Wodurch äußert sich Hochsensibilität?

Hochsensible Menschen haben extrem feine Antennen. Sie reagieren stärker auf Reize als andere, sowohl auf körperlicher als auch auf sozialer und psychischer Ebene. So sind sie zum Beispiel besonders empfindlich, was Gerüche, Geschmäcker oder Geräusche angeht. Aber auch für Stimmungen in sozialen Situationen – seien es Sympathien oder Disharmonien, Gelassenheit oder Unruhe – sowie für Empfindungen einzelner Personen – von Trauer bis Glück, von Wut bis Sanftmut – sind sie besonders empfänglich. Das geht so weit, dass sie die Empfindungen anderer Menschen internalisieren und sich selbst physisch unwohl fühlen, wenn ihr Gegenüber zum Beispiel unter Schmerzen leidet.

Welche Ursachen hat Hochsensibilität?

Zwar ist Hochsensibilität noch nicht ausreichend erforscht, jedoch gibt es bereits Erkenntnisse über ihre biologischen Hintergründe: Wie die Verhaltensforscherin Birgit Trappmann-Korr mithilfe von Magnetresonanztomographie herausgefunden hat, sind die Bereiche des Gehirns, die Sinnesinformationen verarbeiten, bei hochsensiblen Menschen aktiver als bei anderen. Dadurch kann sich eine Vielzahl unterschiedlicher Reize ungefiltert ihren Weg in das Nervensystem bahnen. Laut dem Psychologenehepaar Elaine und Arthur Aron ist Hochsensibilität keine Krankheit, sondern ein vererbbares Persönlichkeitsmerkmal. Etwa 15-20 Prozent der Menschen sind ihren Forschungsergebnissen zufolge davon betroffen – wobei die Art und Intensität der Sensibilität variieren kann.

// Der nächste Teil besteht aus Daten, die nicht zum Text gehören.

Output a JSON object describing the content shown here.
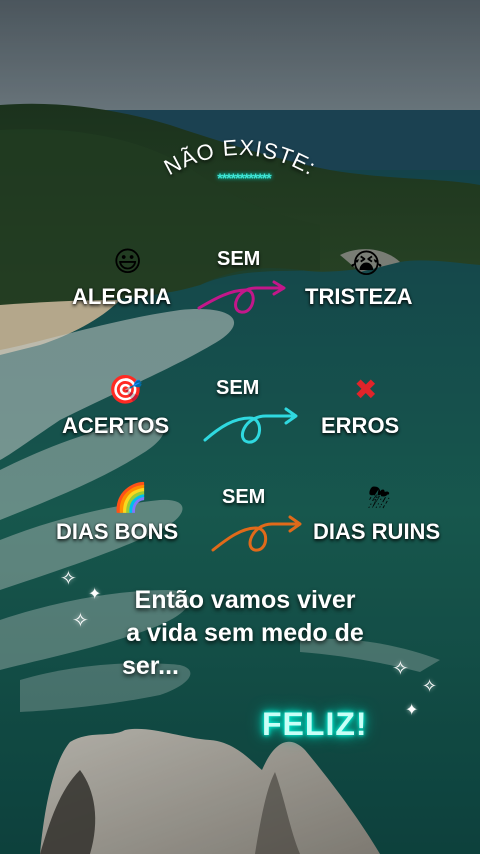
{
  "header": {
    "title": "NÃO EXISTE:",
    "stars": "************"
  },
  "pairs": [
    {
      "left": "ALEGRIA",
      "left_icon": "grinning-face-icon",
      "connector": "SEM",
      "right": "TRISTEZA",
      "right_icon": "crying-face-icon",
      "arrow_color": "#c3178a"
    },
    {
      "left": "ACERTOS",
      "left_icon": "direct-hit-target-icon",
      "connector": "SEM",
      "right": "ERROS",
      "right_icon": "cross-mark-icon",
      "arrow_color": "#2fd9e0"
    },
    {
      "left": "DIAS BONS",
      "left_icon": "rainbow-icon",
      "connector": "SEM",
      "right": "DIAS RUINS",
      "right_icon": "storm-cloud-icon",
      "arrow_color": "#e06a1a"
    }
  ],
  "closing": {
    "line1": "Então vamos viver",
    "line2": "a vida sem medo de",
    "line3": "ser..."
  },
  "highlight": "FELIZ!",
  "colors": {
    "accent_teal": "#3fe6d7",
    "text": "#ffffff"
  }
}
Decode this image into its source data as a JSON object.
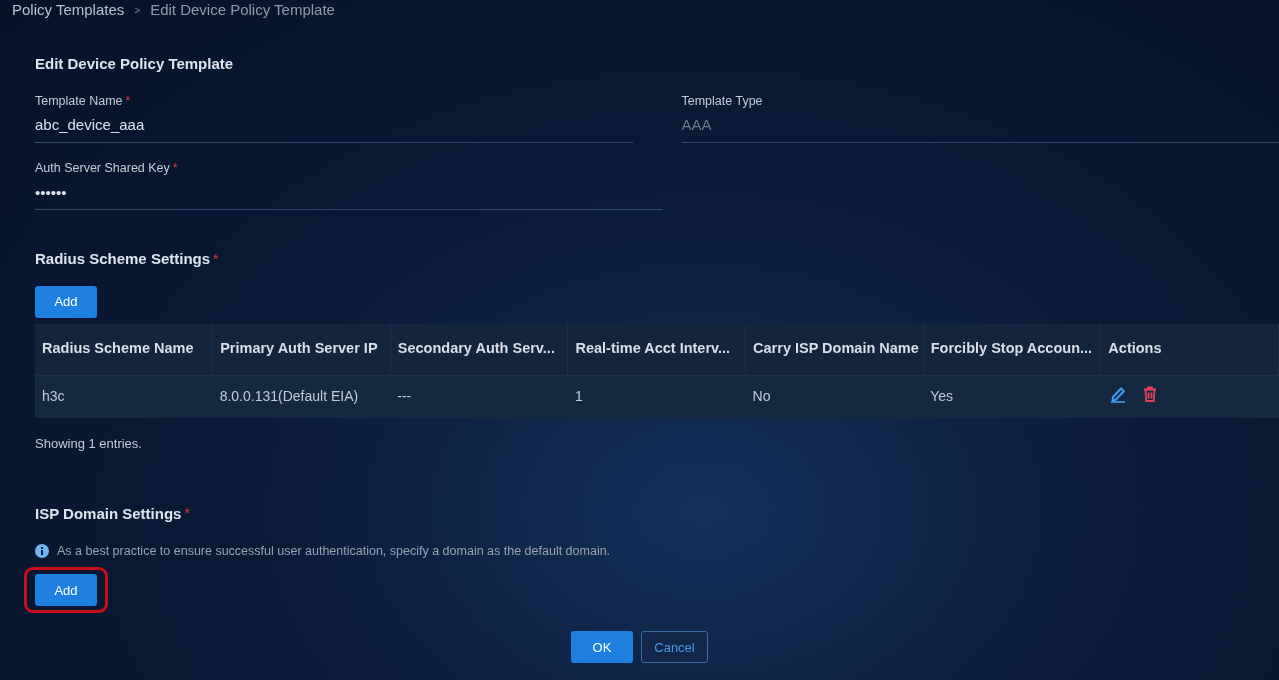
{
  "breadcrumb": [
    {
      "label": "Policy Templates",
      "current": false
    },
    {
      "label": "Edit Device Policy Template",
      "current": true
    }
  ],
  "breadcrumb_separator": ">",
  "form_title": "Edit Device Policy Template",
  "fields": [
    {
      "label": "Template Name",
      "required_mark": "*",
      "value": "abc_device_aaa",
      "disabled": false
    },
    {
      "label": "Template Type",
      "value": "AAA",
      "disabled": true
    },
    {
      "label": "Auth Server Shared Key",
      "required_mark": "*",
      "value": "••••••",
      "disabled": false
    }
  ],
  "radius_section": {
    "title": "Radius Scheme Settings",
    "required_mark": "*",
    "add_button": {
      "label": "Add"
    },
    "table": {
      "columns": [
        "Radius Scheme Name",
        "Primary Auth Server IP",
        "Secondary Auth Serv...",
        "Real-time Acct Interv...",
        "Carry ISP Domain Name",
        "Forcibly Stop Accoun...",
        "Actions"
      ],
      "rows": [
        {
          "cells": [
            "h3c",
            "8.0.0.131(Default EIA)",
            "---",
            "1",
            "No",
            "Yes"
          ]
        }
      ]
    },
    "footer": "Showing 1 entries."
  },
  "isp_section": {
    "title": "ISP Domain Settings",
    "required_mark": "*",
    "info": "As a best practice to ensure successful user authentication, specify a domain as the default domain.",
    "add_button": {
      "label": "Add",
      "highlighted": true
    }
  },
  "buttons": [
    {
      "label": "OK",
      "kind": "primary"
    },
    {
      "label": "Cancel",
      "kind": "secondary"
    }
  ]
}
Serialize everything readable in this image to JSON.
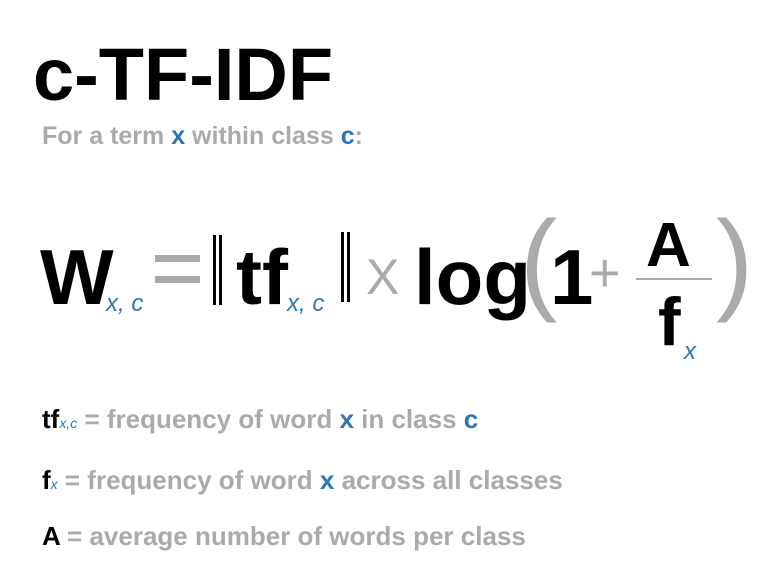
{
  "title": "c-TF-IDF",
  "subtitle": {
    "prefix": "For a term ",
    "term": "x",
    "middle": " within class ",
    "cls": "c",
    "suffix": ":"
  },
  "formula": {
    "lhs": "W",
    "lhs_sub": "x, c",
    "equals": "=",
    "tf": "tf",
    "tf_sub": "x, c",
    "times": "X",
    "log": "log",
    "open_paren": "(",
    "one": "1",
    "plus": "+",
    "numerator": "A",
    "denominator": "f",
    "denominator_sub": "x",
    "close_paren": ")"
  },
  "legend": [
    {
      "symbol": "tf",
      "sub": "x,c",
      "text1": " = frequency of word ",
      "var1": "x",
      "text2": " in class ",
      "var2": "c"
    },
    {
      "symbol": "f",
      "sub": "x",
      "text1": " = frequency of word ",
      "var1": "x",
      "text2": " across all classes"
    },
    {
      "symbol": "A",
      "text1": " = average number of words per class"
    }
  ],
  "colors": {
    "accent": "#2e75b6",
    "muted": "#aaaaaa",
    "text": "#000000"
  }
}
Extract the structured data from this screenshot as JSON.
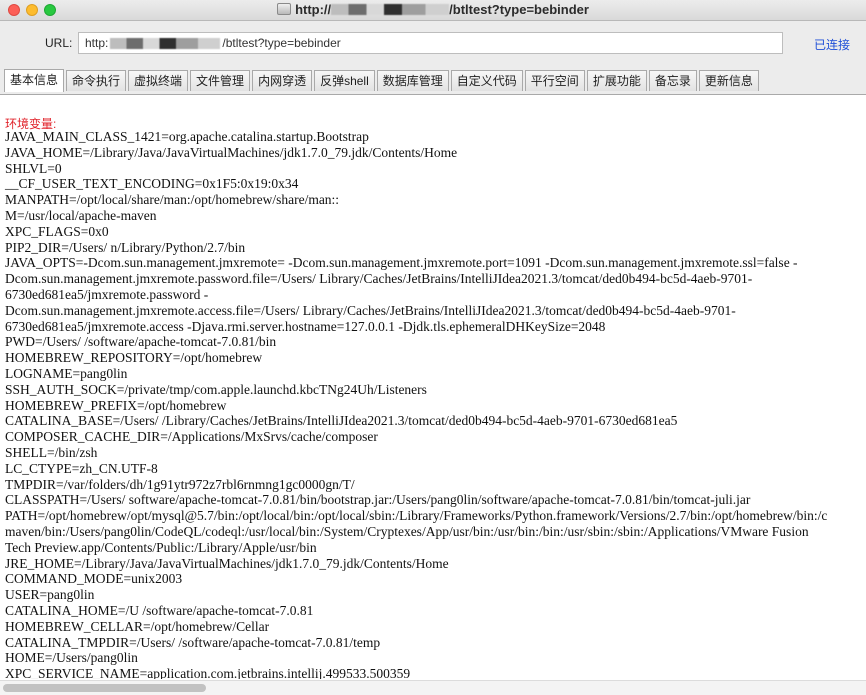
{
  "window": {
    "title": "http://   /btltest?type=bebinder",
    "title_prefix": "http://",
    "title_suffix": "/btltest?type=bebinder"
  },
  "url_bar": {
    "label": "URL:",
    "value_prefix": "http:",
    "value_suffix": "/btltest?type=bebinder",
    "status": "已连接"
  },
  "tabs": [
    {
      "label": "基本信息",
      "active": true
    },
    {
      "label": "命令执行"
    },
    {
      "label": "虚拟终端"
    },
    {
      "label": "文件管理"
    },
    {
      "label": "内网穿透"
    },
    {
      "label": "反弹shell"
    },
    {
      "label": "数据库管理"
    },
    {
      "label": "自定义代码"
    },
    {
      "label": "平行空间"
    },
    {
      "label": "扩展功能"
    },
    {
      "label": "备忘录"
    },
    {
      "label": "更新信息"
    }
  ],
  "content": {
    "env_title": "环境变量:",
    "env_lines": [
      "JAVA_MAIN_CLASS_1421=org.apache.catalina.startup.Bootstrap",
      "JAVA_HOME=/Library/Java/JavaVirtualMachines/jdk1.7.0_79.jdk/Contents/Home",
      "SHLVL=0",
      "__CF_USER_TEXT_ENCODING=0x1F5:0x19:0x34",
      "MANPATH=/opt/local/share/man:/opt/homebrew/share/man::",
      "M=/usr/local/apache-maven",
      "XPC_FLAGS=0x0",
      "PIP2_DIR=/Users/    n/Library/Python/2.7/bin",
      "JAVA_OPTS=-Dcom.sun.management.jmxremote= -Dcom.sun.management.jmxremote.port=1091 -Dcom.sun.management.jmxremote.ssl=false -",
      "Dcom.sun.management.jmxremote.password.file=/Users/      Library/Caches/JetBrains/IntelliJIdea2021.3/tomcat/ded0b494-bc5d-4aeb-9701-",
      "6730ed681ea5/jmxremote.password -",
      "Dcom.sun.management.jmxremote.access.file=/Users/      Library/Caches/JetBrains/IntelliJIdea2021.3/tomcat/ded0b494-bc5d-4aeb-9701-",
      "6730ed681ea5/jmxremote.access -Djava.rmi.server.hostname=127.0.0.1 -Djdk.tls.ephemeralDHKeySize=2048",
      "PWD=/Users/     /software/apache-tomcat-7.0.81/bin",
      "HOMEBREW_REPOSITORY=/opt/homebrew",
      "LOGNAME=pang0lin",
      "SSH_AUTH_SOCK=/private/tmp/com.apple.launchd.kbcTNg24Uh/Listeners",
      "HOMEBREW_PREFIX=/opt/homebrew",
      "CATALINA_BASE=/Users/      /Library/Caches/JetBrains/IntelliJIdea2021.3/tomcat/ded0b494-bc5d-4aeb-9701-6730ed681ea5",
      "COMPOSER_CACHE_DIR=/Applications/MxSrvs/cache/composer",
      "SHELL=/bin/zsh",
      "LC_CTYPE=zh_CN.UTF-8",
      "TMPDIR=/var/folders/dh/1g91ytr972z7rbl6rnmng1gc0000gn/T/",
      "CLASSPATH=/Users/      software/apache-tomcat-7.0.81/bin/bootstrap.jar:/Users/pang0lin/software/apache-tomcat-7.0.81/bin/tomcat-juli.jar",
      "PATH=/opt/homebrew/opt/mysql@5.7/bin:/opt/local/bin:/opt/local/sbin:/Library/Frameworks/Python.framework/Versions/2.7/bin:/opt/homebrew/bin:/c",
      "maven/bin:/Users/pang0lin/CodeQL/codeql:/usr/local/bin:/System/Cryptexes/App/usr/bin:/usr/bin:/bin:/usr/sbin:/sbin:/Applications/VMware Fusion",
      "Tech Preview.app/Contents/Public:/Library/Apple/usr/bin",
      "JRE_HOME=/Library/Java/JavaVirtualMachines/jdk1.7.0_79.jdk/Contents/Home",
      "COMMAND_MODE=unix2003",
      "USER=pang0lin",
      "CATALINA_HOME=/U      /software/apache-tomcat-7.0.81",
      "HOMEBREW_CELLAR=/opt/homebrew/Cellar",
      "CATALINA_TMPDIR=/Users/      /software/apache-tomcat-7.0.81/temp",
      "HOME=/Users/pang0lin",
      "XPC_SERVICE_NAME=application.com.jetbrains.intellij.499533.500359"
    ]
  },
  "icons": {
    "window_close": "close-icon",
    "window_minimize": "minimize-icon",
    "window_zoom": "zoom-icon",
    "title_doc": "document-icon"
  },
  "colors": {
    "env_title": "#e1232b",
    "status_link": "#1f4fd8",
    "close": "#fc5f57",
    "minimize": "#fdbc2e",
    "zoom": "#28c840"
  }
}
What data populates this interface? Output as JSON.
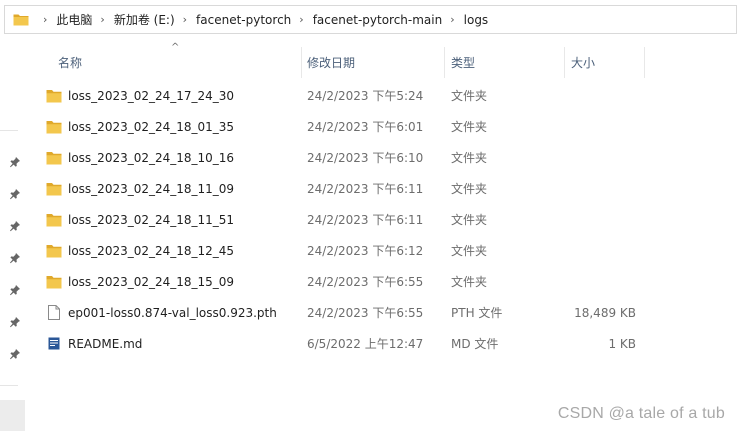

Welche Stärken zeichnen extrem sensible Menschen aus?

Hochsensible Menschen verfügen zunächst über ein extrem starkes Einfühlungsvermögen und eine ausgeprägte Intuition. Sie erfassen meist schneller und besser als andere, wie es Menschen geht und was sie bewegt – ohne, dass diese es aussprechen müssen. Ihnen entgeht auch das nicht, was sich unter der Oberfläche abspielt. Andere fühlen sich ohne Worte von ihnen verstanden und erkannt.

Sowohl im Privatleben als auch am Arbeitsplatz treten hochsensible Menschen durch ihre empathische Stärke nicht selten als Vermittler auf. Bei zwischenmenschlichen Themen sind sie oft als Ratgeber gefragt: Durch ihre hohe Beobachtungsgabe verfügen sie meist über eine sehr gute Menschenkenntnis. In Gruppen sind sie zudem oft das ausgleichende Element, da sie es verstehen, für ein angenehmes Klima zu sorgen.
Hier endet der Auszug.